Wastewater Management Systems: How they work

Wastewater Management Systems: How they work

Water that has already been used and is no longer fit to be used again is called wastewater and Wastewater Management Systems help us purify the wastewater. Daily human activities like brushing, bathing, using the toilet, cooking, cleaning, etc. produce wastewater. Industries using water for their processes also produce wastewater. No matter what the source is, it is important to treat wastewater before releasing it into the water bodies. Wastewater management is the process by which water that is no longer usable is treated to remove toxins, bacteria, particulates, etc., making it safe to be released into the environment.

Wastewater usually contains 99.9 percent water by weight and 0.1 percent waste that needs to be removed. The waste is usually dominated by organic matter, germs (even dangerous pathogens), particulates and dissolved solids, chemicals like ammonia and nitrate, and, of course, it has a bad odour. If left untreated, wastewater will find its way back to the surface or to the water bodies and will get back into circulation. This, in turn, can pose a serious health risk for the general population.

There are two main methods of treating wastewater: chemical or physical, and biological processes. Biological plants use certain bacteria to treat waste, whereas chemical plants use physical processes and chemicals to eliminate contaminants.

How do wastewater systems work?

Improvement in technology has allowed wastewater management systems to evolve and advance. Today, many companies, like Reflections Wastewater Systems, offer state-of-the-art systems to suit every need. Here is a brief explanation of how wastewater is treated:

Pre-treatment:

In the first stage, wastewater enters the treatment chamber where it flows through a screen. In this ‘pre-treatment’ phase, all large solid items like bottles, plastics, branches, etc. are removed. Next, it is sent to the grit chamber where smaller particles like sand, glass, small stones, etc. settle to the bottom. At this stage, some treatment plants skim grease and other oils from the surface of the water by turning them into froth using air blowers.

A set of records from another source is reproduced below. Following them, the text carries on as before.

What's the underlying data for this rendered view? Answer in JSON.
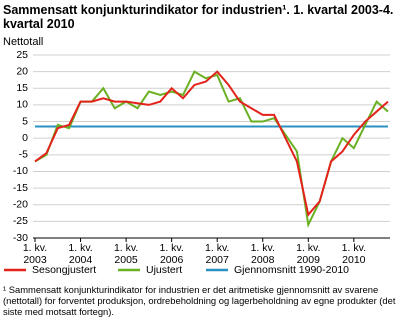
{
  "chart_data": {
    "type": "line",
    "title": "Sammensatt konjunkturindikator for industrien¹. 1. kvartal 2003-4. kvartal 2010",
    "y_label": "Nettotall",
    "footnote": "¹ Sammensatt konjunkturindikator for industrien er det aritmetiske gjennomsnitt av svarene (nettotall) for forventet produksjon, ordrebeholdning og lagerbeholdning av egne produkter (det siste med motsatt fortegn).",
    "categories": [
      "1. kv. 2003",
      null,
      null,
      null,
      "1. kv. 2004",
      null,
      null,
      null,
      "1. kv. 2005",
      null,
      null,
      null,
      "1. kv. 2006",
      null,
      null,
      null,
      "1. kv. 2007",
      null,
      null,
      null,
      "1. kv. 2008",
      null,
      null,
      null,
      "1. kv. 2009",
      null,
      null,
      null,
      "1. kv. 2010",
      null,
      null,
      null
    ],
    "series": [
      {
        "name": "Sesongjustert",
        "color": "#e3231b",
        "values": [
          -7,
          -4.5,
          3,
          4,
          11,
          11,
          12,
          11,
          11,
          10.5,
          10,
          11,
          15,
          12,
          16,
          17,
          20,
          16,
          11,
          9,
          7,
          7,
          0,
          -7,
          -23,
          -19,
          -7,
          -4,
          1,
          5,
          8,
          11
        ]
      },
      {
        "name": "Ujustert",
        "color": "#6ab023",
        "values": [
          -7,
          -5,
          4,
          3,
          11,
          11,
          15,
          9,
          11,
          9,
          14,
          13,
          14,
          13,
          20,
          18,
          19,
          11,
          12,
          5,
          5,
          6,
          1,
          -4,
          -26,
          -19,
          -7,
          0,
          -3,
          4,
          11,
          8
        ]
      },
      {
        "name": "Gjennomsnitt 1990-2010",
        "color": "#2a8fc1",
        "values": [
          3.5,
          3.5,
          3.5,
          3.5,
          3.5,
          3.5,
          3.5,
          3.5,
          3.5,
          3.5,
          3.5,
          3.5,
          3.5,
          3.5,
          3.5,
          3.5,
          3.5,
          3.5,
          3.5,
          3.5,
          3.5,
          3.5,
          3.5,
          3.5,
          3.5,
          3.5,
          3.5,
          3.5,
          3.5,
          3.5,
          3.5,
          3.5
        ]
      }
    ],
    "ylim": [
      -30,
      25
    ],
    "yticks": [
      -30,
      -25,
      -20,
      -15,
      -10,
      -5,
      0,
      5,
      10,
      15,
      20,
      25
    ],
    "grid": true
  }
}
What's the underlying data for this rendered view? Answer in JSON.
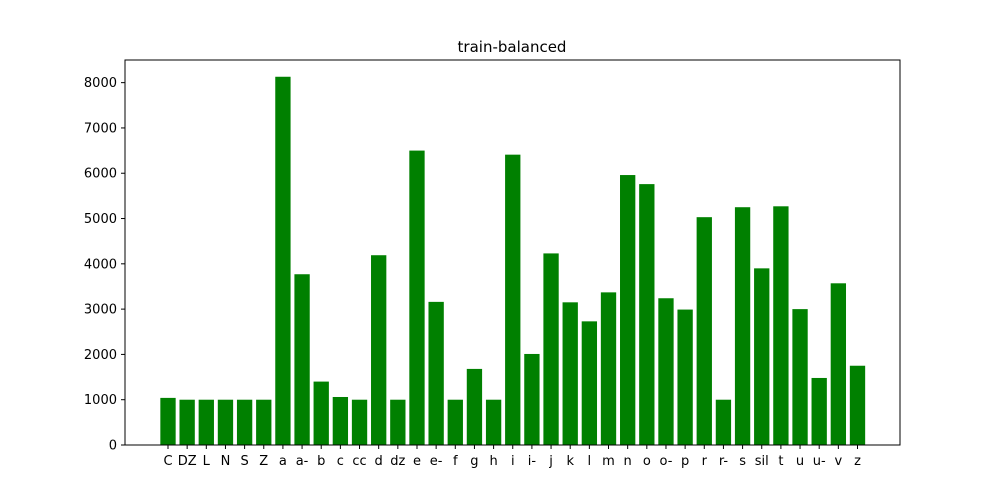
{
  "chart_data": {
    "type": "bar",
    "title": "train-balanced",
    "xlabel": "",
    "ylabel": "",
    "ylim": [
      0,
      8500
    ],
    "yticks": [
      0,
      1000,
      2000,
      3000,
      4000,
      5000,
      6000,
      7000,
      8000
    ],
    "grid": false,
    "bar_color": "#008000",
    "categories": [
      "C",
      "DZ",
      "L",
      "N",
      "S",
      "Z",
      "a",
      "a-",
      "b",
      "c",
      "cc",
      "d",
      "dz",
      "e",
      "e-",
      "f",
      "g",
      "h",
      "i",
      "i-",
      "j",
      "k",
      "l",
      "m",
      "n",
      "o",
      "o-",
      "p",
      "r",
      "r-",
      "s",
      "sil",
      "t",
      "u",
      "u-",
      "v",
      "z"
    ],
    "values": [
      1040,
      1000,
      1000,
      1000,
      1000,
      1000,
      8130,
      3770,
      1400,
      1060,
      1000,
      4190,
      1000,
      6500,
      3160,
      1000,
      1680,
      1000,
      6410,
      2010,
      4230,
      3150,
      2730,
      3370,
      5960,
      5760,
      3240,
      2990,
      5030,
      1000,
      5250,
      3900,
      5270,
      3000,
      1480,
      3570,
      1750
    ]
  }
}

Primary Wastewater Treatment:

At this point, wastewater still contains organic and inorganic matter along with some solids. The pre-treated wastewater is sent to a number of basins and tanks for further clarification. This separates the contaminants from water, allowing them to settle at the bottom of the tank as ‘sludge’. This ‘sludge’ is processed further in a ‘digester’. At this point, about half of solid waste, organic matter and germs are eliminated. Oils and grease will also be removed now if they haven’t already been removed. Some systems will have no further stages, and the water will be treated with chlorine to kill bacteria and odour and discharged. The solids will be removed and dumped in a landfill.

Secondary Wastewater Treatment:

Water is moved to an aerated tank where plants and beneficial microorganisms are added to break down the organic compounds in the sludge. This happens over several hours. This activated sludge is used again to treat fresh sludge in the aeration tank, or it is sent to another tank where it is disinfected which kills any remaining pathogenic bacteria.

Tertiary Wastewater Treatment:

In some systems, this is the final stage where treated water is sent to yet another tank where more sludge settles at the bottom of the tank. Nitrates and phosphates are removed from the water; it is disinfected with chlorine and sent back into circulation. The resulting solid ‘sludge’ from this stage is treated to be used as fertilizer or to produce methane that can power the plant.

Of course, wastewater management systems could use many more processes than these three, but the basics of treating the water remain the same.